The Obama plan is the most significant White House effort yet to address the global furor that was sparked after former NSA contractor Edward Snowden leaked reams of classified documents about the NSA’s secret snooping programs. The proposal would end the NSA’s bulk collection of so-called phone “metadata,” which includes the number the target called, when the call was made and how long the conversation lasted.
The NSA metadata collection program is part of a secret surveillance campaign that President George W. Bush approved after the 9/11 attacks. It remained hidden from the public for years until the Snowden revelations.
Under the proposal, the phone records would instead be kept in the hands of phone companies. Those companies would not be required to retain the data for a longer period of time than they do now, the Times reported. The proposed policy shift was not unexpected — it was one of the major recommendations of the President’s Review Group on Intelligence and Communications Technologies, which delivered its report in December.
The timing of the White House proposal is also not a surprise. The current court order authorizing the NSA program — which the Foreign Intelligence Surveillance Court (FISC) must approve every three months — expires this Friday.
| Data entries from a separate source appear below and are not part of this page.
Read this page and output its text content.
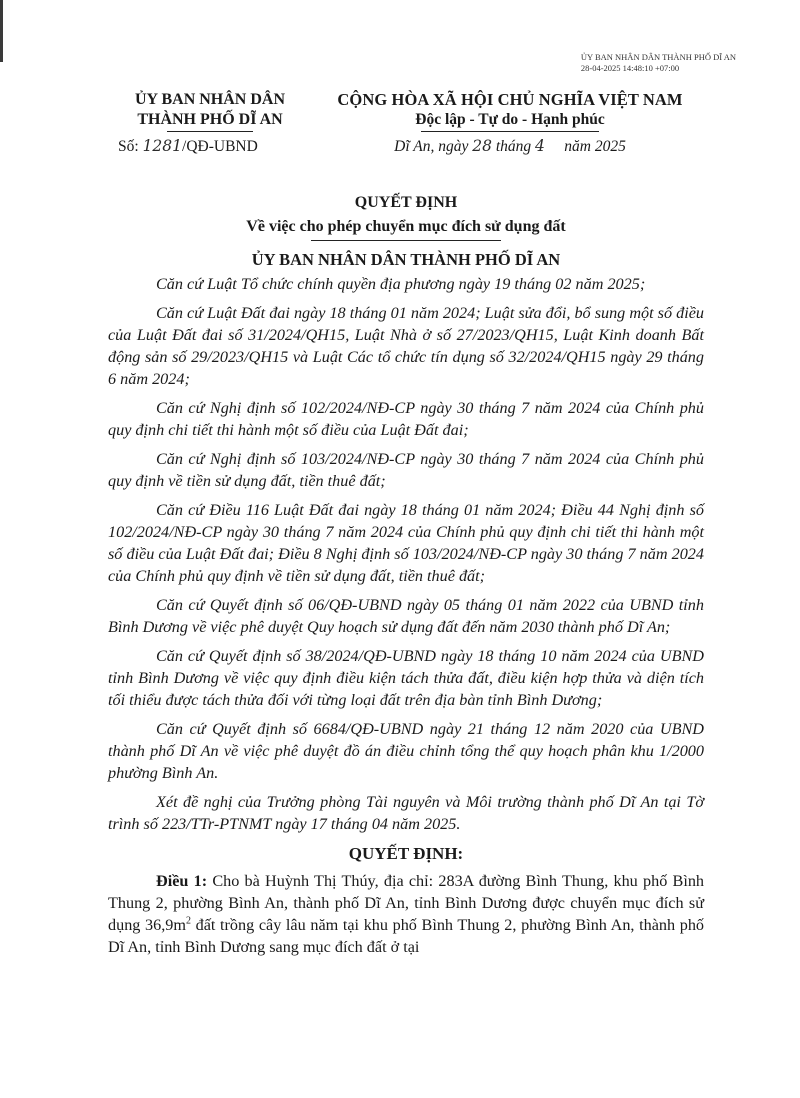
ỦY BAN NHÂN DÂN THÀNH PHỐ DĨ AN
28-04-2025 14:48:10 +07:00
ỦY BAN NHÂN DÂN
THÀNH PHỐ DĨ AN
Số: 1281/QĐ-UBND
CỘNG HÒA XÃ HỘI CHỦ NGHĨA VIỆT NAM
Độc lập - Tự do - Hạnh phúc
Dĩ An, ngày 28 tháng 4 năm 2025
QUYẾT ĐỊNH
Về việc cho phép chuyển mục đích sử dụng đất
ỦY BAN NHÂN DÂN THÀNH PHỐ DĨ AN

Căn cứ Luật Tổ chức chính quyền địa phương ngày 19 tháng 02 năm 2025;

Căn cứ Luật Đất đai ngày 18 tháng 01 năm 2024; Luật sửa đổi, bổ sung một số điều của Luật Đất đai số 31/2024/QH15, Luật Nhà ở số 27/2023/QH15, Luật Kinh doanh Bất động sản số 29/2023/QH15 và Luật Các tổ chức tín dụng số 32/2024/QH15 ngày 29 tháng 6 năm 2024;

Căn cứ Nghị định số 102/2024/NĐ-CP ngày 30 tháng 7 năm 2024 của Chính phủ quy định chi tiết thi hành một số điều của Luật Đất đai;

Căn cứ Nghị định số 103/2024/NĐ-CP ngày 30 tháng 7 năm 2024 của Chính phủ quy định về tiền sử dụng đất, tiền thuê đất;

Căn cứ Điều 116 Luật Đất đai ngày 18 tháng 01 năm 2024; Điều 44 Nghị định số 102/2024/NĐ-CP ngày 30 tháng 7 năm 2024 của Chính phủ quy định chi tiết thi hành một số điều của Luật Đất đai; Điều 8 Nghị định số 103/2024/NĐ-CP ngày 30 tháng 7 năm 2024 của Chính phủ quy định về tiền sử dụng đất, tiền thuê đất;

Căn cứ Quyết định số 06/QĐ-UBND ngày 05 tháng 01 năm 2022 của UBND tỉnh Bình Dương về việc phê duyệt Quy hoạch sử dụng đất đến năm 2030 thành phố Dĩ An;

Căn cứ Quyết định số 38/2024/QĐ-UBND ngày 18 tháng 10 năm 2024 của UBND tỉnh Bình Dương về việc quy định điều kiện tách thửa đất, điều kiện hợp thửa và diện tích tối thiểu được tách thửa đối với từng loại đất trên địa bàn tỉnh Bình Dương;

Căn cứ Quyết định số 6684/QĐ-UBND ngày 21 tháng 12 năm 2020 của UBND thành phố Dĩ An về việc phê duyệt đồ án điều chỉnh tổng thể quy hoạch phân khu 1/2000 phường Bình An.

Xét đề nghị của Trưởng phòng Tài nguyên và Môi trường thành phố Dĩ An tại Tờ trình số 223/TTr-PTNMT ngày 17 tháng 04 năm 2025.

QUYẾT ĐỊNH:

Điều 1: Cho bà Huỳnh Thị Thúy, địa chỉ: 283A đường Bình Thung, khu phố Bình Thung 2, phường Bình An, thành phố Dĩ An, tỉnh Bình Dương được chuyển mục đích sử dụng $36,9m^2$ đất trồng cây lâu năm tại khu phố Bình Thung 2, phường Bình An, thành phố Dĩ An, tỉnh Bình Dương sang mục đích đất ở tại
The U.S. has decided to renew the NSA metadata collection program for at least one more 90-day cycle, The Times said. The purpose of the program is to identify possible terrorist threats to the United States, but government officials have offered scant evidence that the system has actually thwarted any major terrorist attacks.
On Tuesday, Rep. Mike Rogers, the Michigan Republican, and Rep. C.A. Dutch Ruppersberger, the Maryland Democrat, will introduce bipartisan legislation also designed to scale back the NSA’s bulk collection of phone metadata. The two lawmakers told the Washington Post on Monday that their goal is that their bill “can be the compromise vehicle that arrives at the president’s desk.”
The White House proposal differs from the Rogers-Ruppersberger legislation in key respects. The former would maintain FISC oversight with respect to individual phone record orders, while the latter “would have the court issue an overarching order authorizing the program, but allow the NSA to issue subpoenas for specific phone records without prior judicial approval,” The Times reports.
Instead of collecting and storing the phone records of millions of Americans, the White House proposes to obtain “individual orders” from the FISC that apply “only to records linked to phone numbers a judge agrees are likely tied to terrorism,” the paper reported. Under the current policy, the NSA holds the phone data for five years, under authorization by Section 215 of the Patriot Act.
The proposal will not require that phone companies retain the data “longer than the 18 months that federal regulations already generally require,” the paper reported, after intelligence agencies determined that the impact of that change “would be small because older data is less important.”
Under the new system, the FISC would require the phone companies to “swiftly provide” phone records “on a continuing basis,” including data about “any new calls placed or received after the order is received,” the Times reported. The new system would also allow the U.S. to seek phone records for people “two calls, or ‘hops,’ removed” from the original number that is being scrutinized, according to the paper.
Lauren Weinstein, a tech policy expert and privacy advocate, expressed guarded optimism about the White House proposal. “On its face, this sounds like a definite improvement over the status quo of the program, but the devil will be in the details,” Weinstein said.
Representatives of Verizon and AT&T declined to comment on the White House proposal. A Sprint spokesperson did not immediately return a request for comment. Earlier this year, both AT&T and Verizon began issuing so-called “transparency reports” providing data on the number of law enforcement requests for customer information that the company receives in the U.S. and other countries. Those reports do not separately disclose information about orders made under FISA, but instead combine such orders with other government requests.